11 février 2026
Changer le visage de la foresterie: une étudiante engagée pour la visibilité des femmes
Auparavant technologue en physiothérapie, Laurianne Mignault Gagnon s'implique activement pour renforcer la place des femmes en sciences et sensibiliser aux enjeux du milieu

Laurianne Mignault Gagnon, étudiante à la Faculté de foresterie, de géographie et de géomatique
— Université Laval, Yan Doublet
Laurianne Mignault Gagnon, finissante en aménagement et environnement forestiers à l'Université Laval, raconte avoir grandi en étant exposée à certains stéréotypes de genre.

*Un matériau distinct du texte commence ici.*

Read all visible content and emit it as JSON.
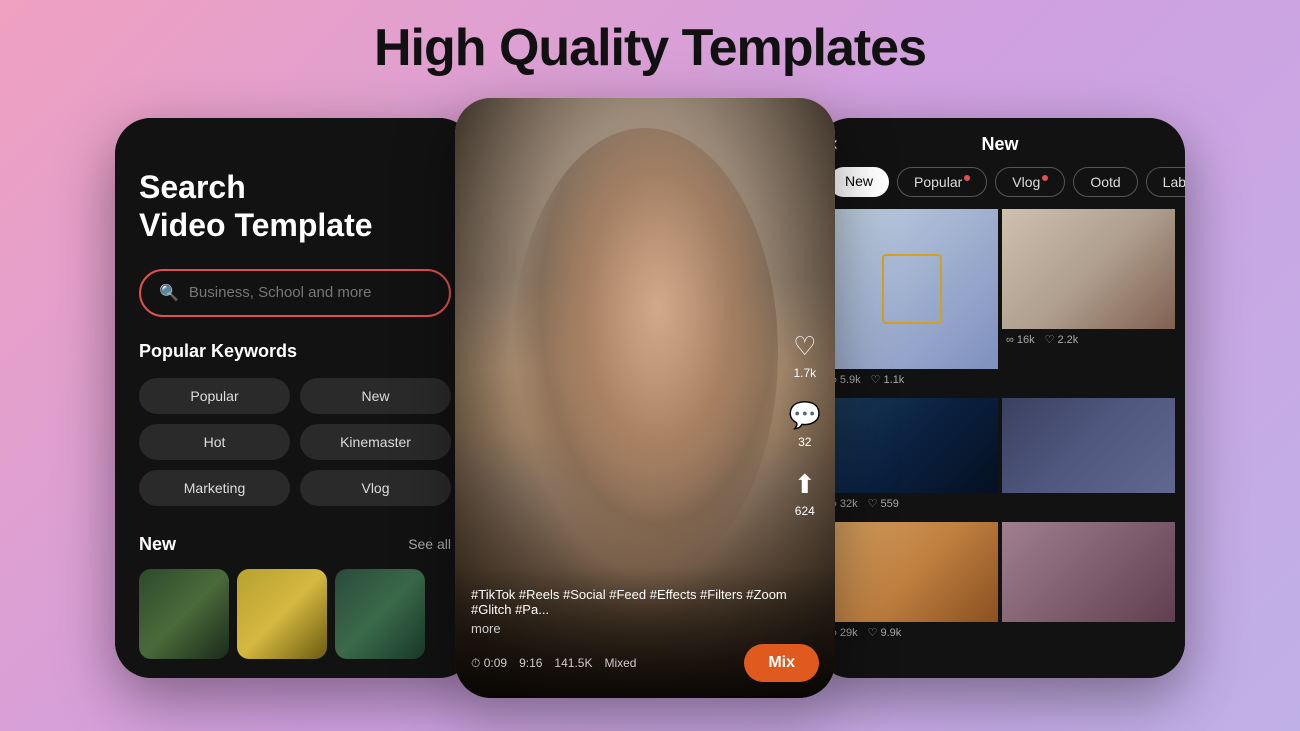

Avant de déménager à Québec pour ses études en physiothérapie, il y a 10 ans, jamais elle n'aurait pensé poursuivre dans un domaine qu'elle percevait «typiquement masculin» comme la foresterie.
«Je me suis rendu compte que je n'avais pas besoin de fitter dans un moule, que je pouvais faire ce que je voulais», ajoute-t-elle. Après quatre ans sur le marché du travail comme technologue en physiothérapie, Laurianne Mignault Gagnon s'est lancée dans une réorientation de carrière.
Découvrir une réalité encore très masculine
Avant de commencer le baccalauréat, l'étudiante n'avait pas réalisé que l'écart de nombre entre les hommes et les femmes était si grand dans ce domaine. «Je ne savais pas trop dans quoi je m'embarquais, mais une fois les deux pieds dedans, j'ai été confrontée à la réalité.» La minorité de femmes paraissait moins en début de parcours puisqu'il y a plusieurs cours communs avec d'autres programmes où il y a plus de filles, raconte l'étudiante. «Quand on commence à avoir des cours spécifiques à notre programme, c'est là qu'on voit vraiment l'écart.»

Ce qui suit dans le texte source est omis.